The analyzed result still uses a delete edit-type for this slightly more complex case:

<p deltaxml:deltaV2="Original=Anna!=Ben!=Chris">The 
  <deltaxml:textGroup deltaxml:deltaV2="Original=Anna!=Chris" deltaxml:edit-type="delete">
    <deltaxml:text deltaxml:deltaV2="Original=Anna">quick</deltaxml:text>
    <deltaxml:text deltaxml:deltaV2="Chris">fast</deltaxml:text>
  </deltaxml:textGroup> brown fox jumps over the lazy dog.</p>

2.3. A simple addition

In this example the word 'very' will be added by one of the editors, 'Chris'. The analysed result with the edit-type attribute is shown:

<p deltaxml:deltaV2="Original=Anna=Ben!=Chris">The 
  <deltaxml:textGroup deltaxml:deltaV2="Chris" deltaxml:edit-type="add">
    <deltaxml:text deltaxml:deltaV2="Chris">very </deltaxml:text>
  </deltaxml:textGroup>quick brown fox jumps over the lazy dog.</p>

2.4. A simple modification

In this example the word 'quick' will be changed by Chris to 'fast', but unlike the complex deletion example above this is the only change here. The analysed result with the edit-type attribute is shown:

<p deltaxml:deltaV2="Original=Anna=Ben!=Chris">The 
  <deltaxml:textGroup deltaxml:deltaV2="Original=Anna=Ben!=Chris"" deltaxml:edit-type="modify">
    <deltaxml:text deltaxml:deltaV2="Original=Anna=Ben">quick</deltaxml:text>
    <deltaxml:text deltaxml:deltaV2="Chris">fast</deltaxml:text>
  </deltaxml:textGroup> brown fox jumps over the lazy dog.</p>

This is a simple modification as there are only two deltaxml:text 'branches' or children in the above deltaxml:textGroup. More complex scenarios such as different words being changed in the different inputs would still be a modify, but would not be simple.

3. Notes

  1. The first example could be described as a simple deletion. When used in the context of the rule-based processing result we define a simple change as one marked with an add or delete edit type and where the deltaV2 attribute does not contain !=. In the case of a textGroup or attribute change this would correspond to there being exactly one deltaxml:text or deltaxml:attributeValue possibility. It is therefore possible to give a simple accept or reject type response in a change GUI with a single predictable result.
  2. The second example is of a complex change. This is defined in rule processing as having the add/delete edit type and also having a deltaV2 attribute containing !=. This form of conflict is often resolved interactively.
  3. The second, complex example is still classified as a deletion, even when a word is also modified. When we categorize change wadd and delete override modify.
  4. The simple examples above use textGroups and distinguish between simple and complex deletions. This approach is applied to addition (the presence of != implies complex addition) and it can also be applied to attribute change represented using deltaxml:attributes. The simple/complex categorization can also apply to elements. Consider for example where one editor will delete a paragraph and another adds a word to that paragraph, this would be a complex delete. Another way of thinking about categorizing element adds or deletes is to consider that a simple add or delete will have no descendant change in that subtree. A complex element add/delete will contain nested change.

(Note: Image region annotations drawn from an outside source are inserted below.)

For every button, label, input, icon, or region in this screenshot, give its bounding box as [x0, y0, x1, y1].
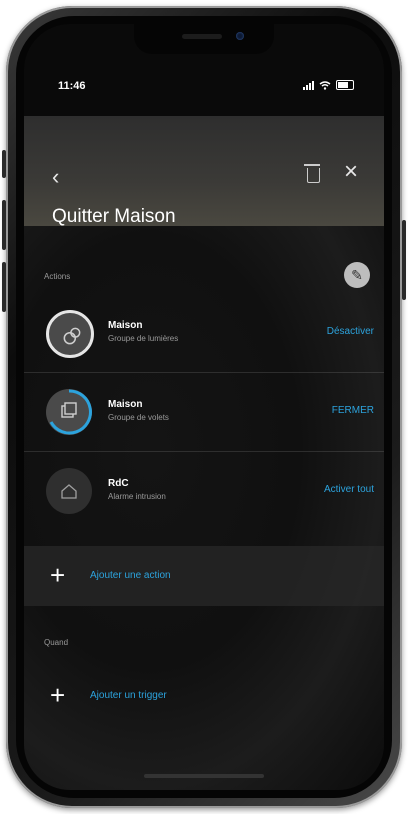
speaker	[182, 34, 222, 39]
status-time: 11:46	[58, 80, 86, 92]
front-camera	[236, 32, 244, 40]
add-action-label: Ajouter une action	[90, 570, 171, 581]
wifi-icon	[319, 80, 331, 90]
add-trigger-button[interactable]: + Ajouter un trigger	[24, 666, 384, 726]
add-action-button[interactable]: + Ajouter une action	[24, 546, 384, 606]
side-button	[2, 150, 6, 178]
row-subtitle: Groupe de volets	[108, 413, 169, 422]
row-title: Maison	[108, 320, 143, 331]
action-row[interactable]: RdC Alarme intrusion Activer tout	[24, 452, 384, 530]
row-title: Maison	[108, 399, 143, 410]
screen: 11:46 ‹ × Quitter Maison Actions ✎ Maiso…	[24, 24, 384, 790]
row-title: RdC	[108, 478, 129, 489]
home-indicator	[144, 774, 264, 778]
row-subtitle: Alarme intrusion	[108, 492, 166, 501]
trash-icon[interactable]	[304, 164, 320, 183]
plus-icon: +	[50, 680, 66, 710]
shutters-icon	[61, 402, 77, 418]
when-section-label: Quand	[44, 638, 69, 647]
house-icon	[61, 484, 77, 499]
add-trigger-label: Ajouter un trigger	[90, 690, 167, 701]
notch	[134, 24, 274, 54]
signal-icon	[303, 80, 314, 90]
action-row[interactable]: Maison Groupe de lumières Désactiver	[24, 294, 384, 373]
action-row[interactable]: Maison Groupe de volets FERMER	[24, 373, 384, 452]
status-bar: 11:46	[24, 78, 384, 102]
pencil-icon[interactable]: ✎	[344, 262, 370, 288]
close-shutters-button[interactable]: FERMER	[332, 405, 374, 416]
header: ‹ × Quitter Maison	[24, 116, 384, 227]
power-button	[402, 220, 406, 300]
row-subtitle: Groupe de lumières	[108, 334, 179, 343]
page-title: Quitter Maison	[52, 206, 176, 227]
volume-down-button	[2, 262, 6, 312]
lights-avatar	[46, 310, 94, 358]
deactivate-button[interactable]: Désactiver	[327, 326, 374, 337]
shutters-avatar	[46, 389, 92, 435]
back-icon[interactable]: ‹	[52, 164, 59, 190]
activate-all-button[interactable]: Activer tout	[324, 484, 374, 495]
actions-section-label: Actions	[44, 272, 71, 281]
house-avatar	[46, 468, 92, 514]
status-icons	[303, 80, 354, 90]
lights-icon	[63, 327, 81, 345]
main-content: Actions ✎ Maison Groupe de lumières Désa…	[24, 226, 384, 790]
volume-up-button	[2, 200, 6, 250]
battery-icon	[336, 80, 354, 90]
close-icon[interactable]: ×	[344, 158, 358, 186]
plus-icon: +	[50, 560, 66, 590]
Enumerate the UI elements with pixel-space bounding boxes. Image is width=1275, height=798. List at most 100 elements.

4. Enabling the merge analysis

The merge analysis is performed as part of the output processing stage, whenever the result type is set to analysed (or rule resolved) deltaV2; so this result type needs to be set prior to the output processing stage being run. When using the API the result type must be set prior to invoking the extractAll method on a ConcurrentMerge object. The setResultType method on can be used with ConcurrentMerge.MergeResultType.ANALYZED_DELTAV2 as its parameter value. Similar rules apply to the ThreeWayMerge object and its corresponding result type.

The command line tool provides the result-type optional parameter; setting this to analyzed-deltav2 will provide a result with the classification attributes.